Third, it is as important as ever that we do not see a spiraling escalation in the region that leads to wide-spread violence and conflict. It is as important now as it has been since October 7. And I support President Biden’s efforts to keep a strategic eye on protecting U.S. interests, personnel, and assets in the region as well as containing any conflagration of the conflicts.

That brings us to the Middle East bills we are taking up today. Ideally, we would have sought to craft a bipartisan bill that met the moment of the post-October 7 context—one that enjoyed broad support and channeled our focus on the key levers of U.S. power to further confront the risks posed by Hamas, and to continue to address the threats posed by Iran.

At the ranking member’s request, we are debating several smaller bills including – the SHIP Act, the MAHSA Act, and Hamas and Palestinian Islamic Jihad Support Prevention Act. In the interest of time, I won’t go into the details of each but will make a few quick points.

While the bills we are taking up today long pre-date the events of this weekend – and pre-date October 7 – they do seek to strengthen U.S. tools to cut off any international support to Hamas and also call for greater enforcement of sanctions on Iran – a country for which there are more U.S. sanctions authorities on the books than virtually any other.

Through my substitute amendments, we will be making each of these bills stronger and smarter – stronger in light of the key additional sanctions I have added, including in relation to any Iranian acts threatening current or former U.S. officials, and smarter in that we are preserving flexibility for the United States to implement our sanctions in ways that are most effective in furthering our objectives of constraining Iran and incentivizing the Iranian regime to end its malign activities.

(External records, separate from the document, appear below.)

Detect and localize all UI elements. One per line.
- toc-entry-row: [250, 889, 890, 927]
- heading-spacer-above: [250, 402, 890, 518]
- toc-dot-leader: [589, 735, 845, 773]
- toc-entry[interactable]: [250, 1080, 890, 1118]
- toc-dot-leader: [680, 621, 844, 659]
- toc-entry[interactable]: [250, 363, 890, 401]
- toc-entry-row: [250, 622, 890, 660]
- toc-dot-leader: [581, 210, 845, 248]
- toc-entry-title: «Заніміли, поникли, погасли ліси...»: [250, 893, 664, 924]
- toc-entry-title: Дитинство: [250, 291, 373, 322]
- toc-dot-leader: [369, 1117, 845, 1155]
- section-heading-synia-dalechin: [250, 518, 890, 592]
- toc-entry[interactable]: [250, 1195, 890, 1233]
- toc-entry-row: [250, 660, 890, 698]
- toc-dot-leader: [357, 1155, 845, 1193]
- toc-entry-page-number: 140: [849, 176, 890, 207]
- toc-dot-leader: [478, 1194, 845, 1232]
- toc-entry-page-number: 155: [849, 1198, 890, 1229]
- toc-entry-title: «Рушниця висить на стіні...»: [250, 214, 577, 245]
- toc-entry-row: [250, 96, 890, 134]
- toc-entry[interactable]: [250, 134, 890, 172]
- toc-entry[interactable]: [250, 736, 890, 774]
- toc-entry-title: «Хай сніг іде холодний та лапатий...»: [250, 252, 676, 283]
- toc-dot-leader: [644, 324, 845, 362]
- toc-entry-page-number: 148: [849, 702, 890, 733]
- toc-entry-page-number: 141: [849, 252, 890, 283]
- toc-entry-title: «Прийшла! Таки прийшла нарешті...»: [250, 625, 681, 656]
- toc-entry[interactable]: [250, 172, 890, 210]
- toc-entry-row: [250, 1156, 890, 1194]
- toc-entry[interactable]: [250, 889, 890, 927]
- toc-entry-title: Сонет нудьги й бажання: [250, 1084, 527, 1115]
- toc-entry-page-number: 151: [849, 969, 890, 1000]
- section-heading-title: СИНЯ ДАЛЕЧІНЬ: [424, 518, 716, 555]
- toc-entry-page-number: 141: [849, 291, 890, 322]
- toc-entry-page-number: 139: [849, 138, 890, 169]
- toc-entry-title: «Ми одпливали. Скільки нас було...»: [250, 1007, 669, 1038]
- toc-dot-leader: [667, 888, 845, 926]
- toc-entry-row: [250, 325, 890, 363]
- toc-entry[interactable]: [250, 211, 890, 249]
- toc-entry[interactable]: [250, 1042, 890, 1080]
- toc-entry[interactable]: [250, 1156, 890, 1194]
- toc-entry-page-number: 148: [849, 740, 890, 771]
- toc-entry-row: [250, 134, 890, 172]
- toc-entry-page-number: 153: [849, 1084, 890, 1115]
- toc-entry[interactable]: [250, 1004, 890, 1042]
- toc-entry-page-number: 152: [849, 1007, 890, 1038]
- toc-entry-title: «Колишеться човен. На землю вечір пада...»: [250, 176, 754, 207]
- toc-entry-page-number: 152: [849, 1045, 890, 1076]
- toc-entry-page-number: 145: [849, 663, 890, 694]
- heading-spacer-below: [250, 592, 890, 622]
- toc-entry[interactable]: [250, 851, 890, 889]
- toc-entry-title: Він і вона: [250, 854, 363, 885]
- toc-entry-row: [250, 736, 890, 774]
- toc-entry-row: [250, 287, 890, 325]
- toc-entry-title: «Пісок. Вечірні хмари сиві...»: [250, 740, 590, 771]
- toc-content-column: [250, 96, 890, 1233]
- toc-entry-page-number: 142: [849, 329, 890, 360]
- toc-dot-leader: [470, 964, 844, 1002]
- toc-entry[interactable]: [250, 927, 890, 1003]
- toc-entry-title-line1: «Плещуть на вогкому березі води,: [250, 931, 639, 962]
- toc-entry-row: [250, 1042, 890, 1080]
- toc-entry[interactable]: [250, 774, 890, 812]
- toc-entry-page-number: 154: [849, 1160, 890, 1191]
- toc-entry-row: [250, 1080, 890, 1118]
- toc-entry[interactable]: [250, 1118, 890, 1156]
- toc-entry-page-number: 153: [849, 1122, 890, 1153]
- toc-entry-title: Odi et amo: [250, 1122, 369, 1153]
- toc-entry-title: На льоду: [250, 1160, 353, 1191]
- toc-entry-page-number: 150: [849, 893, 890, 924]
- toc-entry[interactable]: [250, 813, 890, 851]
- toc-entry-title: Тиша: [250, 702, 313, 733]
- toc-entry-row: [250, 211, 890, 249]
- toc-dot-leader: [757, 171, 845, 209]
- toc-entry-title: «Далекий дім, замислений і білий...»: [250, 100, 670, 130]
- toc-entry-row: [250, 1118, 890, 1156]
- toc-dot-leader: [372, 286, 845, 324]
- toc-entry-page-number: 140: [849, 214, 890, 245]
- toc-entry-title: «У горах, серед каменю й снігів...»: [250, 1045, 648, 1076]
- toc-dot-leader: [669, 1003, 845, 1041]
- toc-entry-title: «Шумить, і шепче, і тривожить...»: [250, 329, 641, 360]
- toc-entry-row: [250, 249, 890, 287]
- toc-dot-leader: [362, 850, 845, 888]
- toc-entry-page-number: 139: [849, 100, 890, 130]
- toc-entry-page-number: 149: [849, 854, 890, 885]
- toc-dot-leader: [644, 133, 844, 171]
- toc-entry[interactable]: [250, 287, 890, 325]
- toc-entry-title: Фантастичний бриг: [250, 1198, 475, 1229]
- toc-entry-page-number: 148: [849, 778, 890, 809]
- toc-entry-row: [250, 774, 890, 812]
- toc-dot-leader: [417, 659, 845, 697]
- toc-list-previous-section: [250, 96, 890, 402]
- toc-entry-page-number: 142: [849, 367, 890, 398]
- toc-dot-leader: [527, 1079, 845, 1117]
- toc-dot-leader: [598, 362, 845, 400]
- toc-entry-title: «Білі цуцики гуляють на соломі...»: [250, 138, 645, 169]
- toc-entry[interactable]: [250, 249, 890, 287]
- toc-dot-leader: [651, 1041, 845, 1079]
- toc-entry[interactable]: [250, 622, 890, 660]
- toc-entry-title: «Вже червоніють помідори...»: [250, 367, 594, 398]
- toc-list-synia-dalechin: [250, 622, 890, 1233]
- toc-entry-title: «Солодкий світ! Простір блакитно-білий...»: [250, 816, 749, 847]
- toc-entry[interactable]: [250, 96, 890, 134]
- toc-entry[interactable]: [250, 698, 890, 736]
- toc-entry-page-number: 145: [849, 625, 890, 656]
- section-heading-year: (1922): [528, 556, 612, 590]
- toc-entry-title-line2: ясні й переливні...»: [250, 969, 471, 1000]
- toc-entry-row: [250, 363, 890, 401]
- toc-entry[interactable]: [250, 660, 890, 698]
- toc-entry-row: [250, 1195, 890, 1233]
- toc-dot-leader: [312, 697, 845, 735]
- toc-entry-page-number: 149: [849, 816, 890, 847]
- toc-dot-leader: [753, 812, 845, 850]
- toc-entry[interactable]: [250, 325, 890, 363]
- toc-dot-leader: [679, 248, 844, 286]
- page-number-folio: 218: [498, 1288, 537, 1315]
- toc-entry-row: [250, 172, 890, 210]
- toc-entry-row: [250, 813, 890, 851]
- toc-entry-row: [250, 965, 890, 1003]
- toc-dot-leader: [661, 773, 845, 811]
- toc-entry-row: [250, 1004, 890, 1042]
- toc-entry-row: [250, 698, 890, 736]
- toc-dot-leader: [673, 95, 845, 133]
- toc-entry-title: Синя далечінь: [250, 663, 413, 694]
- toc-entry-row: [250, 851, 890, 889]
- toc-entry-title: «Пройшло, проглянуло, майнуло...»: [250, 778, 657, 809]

I also want to take a minute to mention the International Freedom Protection Act, which I introduced along with Senator Wicker and which has benefited from the thoughtful engagement of Senators Merkley and Rubio. For years, authoritarianism has been on the rise. Autocrats in nations like China, Russia, Iran, and beyond are increasingly undermining democracy in every region of the world. This bill provides a framework for the United States to combat authoritarianism, modernizing our strategies, policies and tools.

I am also pleased that we have so many other important bipartisan items on the agenda, including bills and resolutions from Senators Shaheen, Rubio, Coons, Merkley, and Cruz.

Among them are two resolutions regarding Americans detained in Russia, including Evan Gershkovich and Marc Fogel. Evan has now been in a Russian prison for over a year. He has missed a year of his life, and his family, for merely reporting the truth. I am proud to have joined the Ranking Member in introducing this resolution calling for his immediate release, along with other Americans wrongfully detained in Russia, including Paul Whelan.

I also applaud Senator Shaheen for her important resolution condemning Hamas’ use of sexual violence as a weapon of war against the people of Israel. Sexual violence is one of the many ways Hamas has terrorized Israelis, and we must call it out and hold perpetrators to account.

This is the type of robust markup I have sought since becoming Chairman, and I look forward to more in the coming weeks.

Finally, although I would continue to urge the Ranking Member to clear qualified nominees for hearings and markups at a more responsible pace – a pace that is commensurate with the national security challenges we confront – I am pleased that so many are on the agenda today. I urge all of you to support them both here and on the floor.